Nous souscrivons pleinement à la mise en place suggérée par la FNSEA d'une commission départementale de développement et de restructuration, pour assurer plus de cohérence entre les diverses actions agricoles. La SNFM est prête à s'investir dans ce grand dessein.

Je voudrais maintenant aborder plus spécifiquement les problèmes liés à la détermination du prix du bail à ferme qui fera l'objet de discussions à la session parlementaire de printemps. Afin de continuer à maintenir un lien entre agriculture et production, la SNFM demande que le prix des fermages puisse continuer à être exprimé en denrées agricoles. Le prix de ces denrées doit être indexé sur un indice représentatif de l'évolution de l'activité agricole fixé à l'échelon de chaque département par les commissions consultatives paritaires départementales des baux ruraux.

Parallèlement, la suppression définitive de la part communale de la taxe sur le foncier non bâti pour les terres exploitées en faire-valoir direct ou en fermage améliorait la rentabilité du placement foncier. La FNSEA doit réaffirmer sans ambages qu'elle est pour une suppression pure et simple de la part communale de la taxe sur le foncier non bâti sur les seules terres en production. Concomitamment, une meilleure répartition de la DGF permettra aux communes de compenser les recettes qu'elles perdent.

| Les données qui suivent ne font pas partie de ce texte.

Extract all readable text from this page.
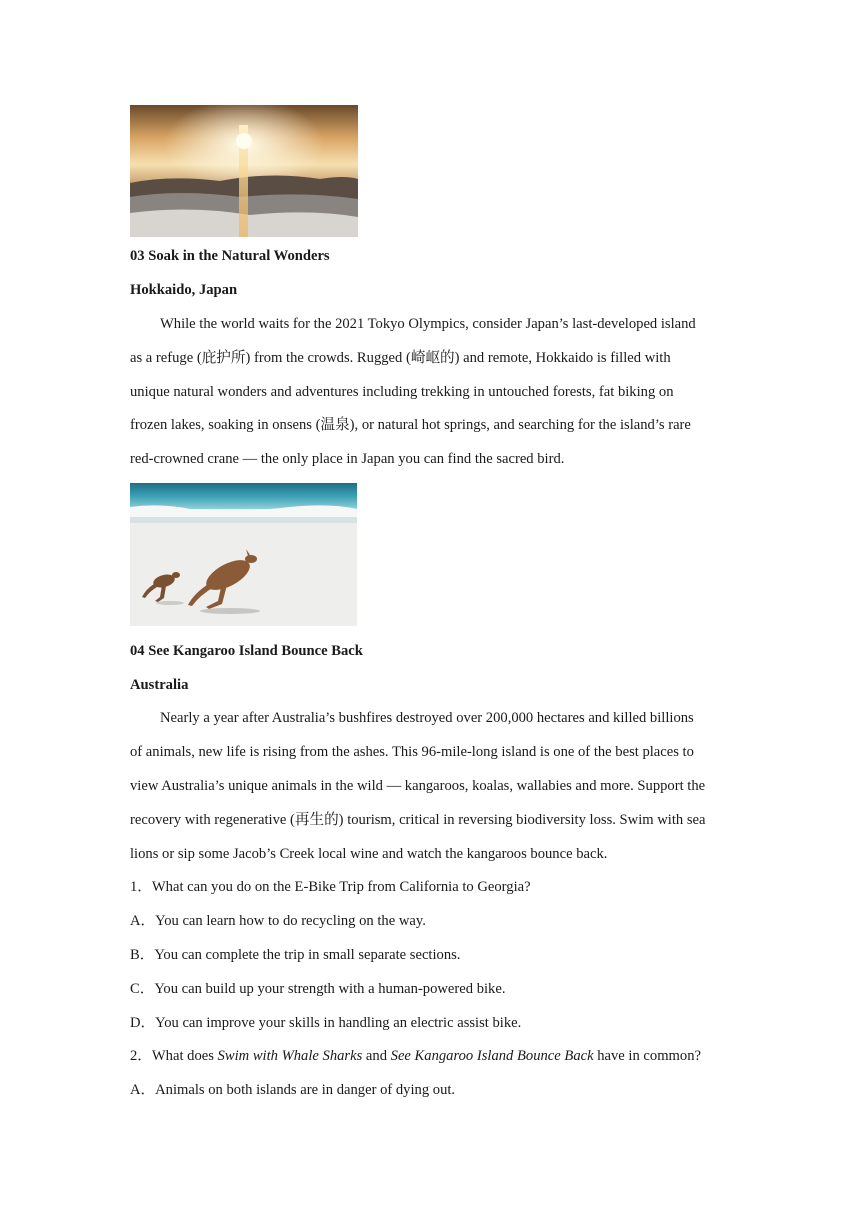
03 Soak in the Natural Wonders
Hokkaido, Japan
While the world waits for the 2021 Tokyo Olympics, consider Japan’s last-developed island
as a refuge (庇护所) from the crowds. Rugged (崎岖的) and remote, Hokkaido is filled with
unique natural wonders and adventures including trekking in untouched forests, fat biking on
frozen lakes, soaking in onsens (温泉), or natural hot springs, and searching for the island’s rare
red-crowned crane — the only place in Japan you can find the sacred bird.
04 See Kangaroo Island Bounce Back
Australia
Nearly a year after Australia’s bushfires destroyed over 200,000 hectares and killed billions
of animals, new life is rising from the ashes. This 96-mile-long island is one of the best places to
view Australia’s unique animals in the wild — kangaroos, koalas, wallabies and more. Support the
recovery with regenerative (再生的) tourism, critical in reversing biodiversity loss. Swim with sea
lions or sip some Jacob’s Creek local wine and watch the kangaroos bounce back.
1．What can you do on the E-Bike Trip from California to Georgia?
A．You can learn how to do recycling on the way.
B．You can complete the trip in small separate sections.
C．You can build up your strength with a human-powered bike.
D．You can improve your skills in handling an electric assist bike.
2．What does Swim with Whale Sharks and See Kangaroo Island Bounce Back have in common?
A．Animals on both islands are in danger of dying out.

En conclusion, la SNFM ne s'oppose pas à ce que le statut du fermage puisse être aménagé pour faciliter une politique de diversification sur le fonds loué. Je pense tout particulièrement aux activités touristiques, boisement, etc. mais par contre nous nous opposerons à tous ceux qui voudraient profiter de cette occasion pour remettre en cause fondamentalement et vider de sa substance le statut du fermage, véritable outil indispensable à l'équilibre des exploitations et l'aménagement du territoire.

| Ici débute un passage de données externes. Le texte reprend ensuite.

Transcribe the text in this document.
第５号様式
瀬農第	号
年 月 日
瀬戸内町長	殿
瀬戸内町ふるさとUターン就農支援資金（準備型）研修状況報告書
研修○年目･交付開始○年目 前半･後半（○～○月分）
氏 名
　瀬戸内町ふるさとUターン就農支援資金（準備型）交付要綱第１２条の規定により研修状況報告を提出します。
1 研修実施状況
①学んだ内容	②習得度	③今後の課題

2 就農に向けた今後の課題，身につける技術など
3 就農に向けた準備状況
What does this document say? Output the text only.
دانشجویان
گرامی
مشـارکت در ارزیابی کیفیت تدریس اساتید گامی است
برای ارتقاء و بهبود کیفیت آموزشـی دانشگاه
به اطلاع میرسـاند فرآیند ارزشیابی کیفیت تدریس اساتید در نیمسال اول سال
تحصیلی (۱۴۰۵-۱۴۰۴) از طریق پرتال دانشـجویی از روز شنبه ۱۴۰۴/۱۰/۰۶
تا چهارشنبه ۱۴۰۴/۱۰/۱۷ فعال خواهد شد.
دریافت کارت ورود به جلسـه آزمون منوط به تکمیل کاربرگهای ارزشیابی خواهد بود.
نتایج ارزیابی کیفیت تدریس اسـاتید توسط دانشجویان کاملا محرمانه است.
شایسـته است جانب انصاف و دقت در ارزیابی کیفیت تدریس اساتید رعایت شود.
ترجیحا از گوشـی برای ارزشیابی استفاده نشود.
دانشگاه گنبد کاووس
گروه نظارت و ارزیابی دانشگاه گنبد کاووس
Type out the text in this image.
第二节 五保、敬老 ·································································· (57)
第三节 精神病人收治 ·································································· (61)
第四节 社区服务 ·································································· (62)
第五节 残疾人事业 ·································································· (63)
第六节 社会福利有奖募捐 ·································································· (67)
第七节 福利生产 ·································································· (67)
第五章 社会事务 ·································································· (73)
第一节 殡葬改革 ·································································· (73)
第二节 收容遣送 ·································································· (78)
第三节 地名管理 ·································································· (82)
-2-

M. Lassus, secrétaire général de la CFA

Alors que se forge dans l'inquiétude et l'incertitude une nouvelle politique agricole européenne sous le double effet de la réforme de la PAC et du GATT, l'aviculture française est particulièrement touchée par les difficultés qui frappent bon nombre de productions.

En janvier dernier, nous avons mené avec la FNSEA une manifestation exemplaire à Rennes pour obtenir un relèvement partiel des restitutions et éviter que le prix payé aux producteurs soient diminués. Ce combat syndical n'est pas terminé puisque la commission et le comité de gestion avicole viennent de décider à nouveau de baisser certaines restitutions avicoles.

Nous comptons sur votre fermeté, Monsieur le président, pour demander au ministre de l'agriculture de tout mettre en œuvre pour obtenir au plus vite réparation de cette décision injuste.

Face aux difficultés rencontrées par les productions avicoles, des mesures d'urgence doivent être rapidement mises en œuvre pour permettre aux producteurs de faire face à leurs difficultés financières et parvenir à un rééquilibre du marché.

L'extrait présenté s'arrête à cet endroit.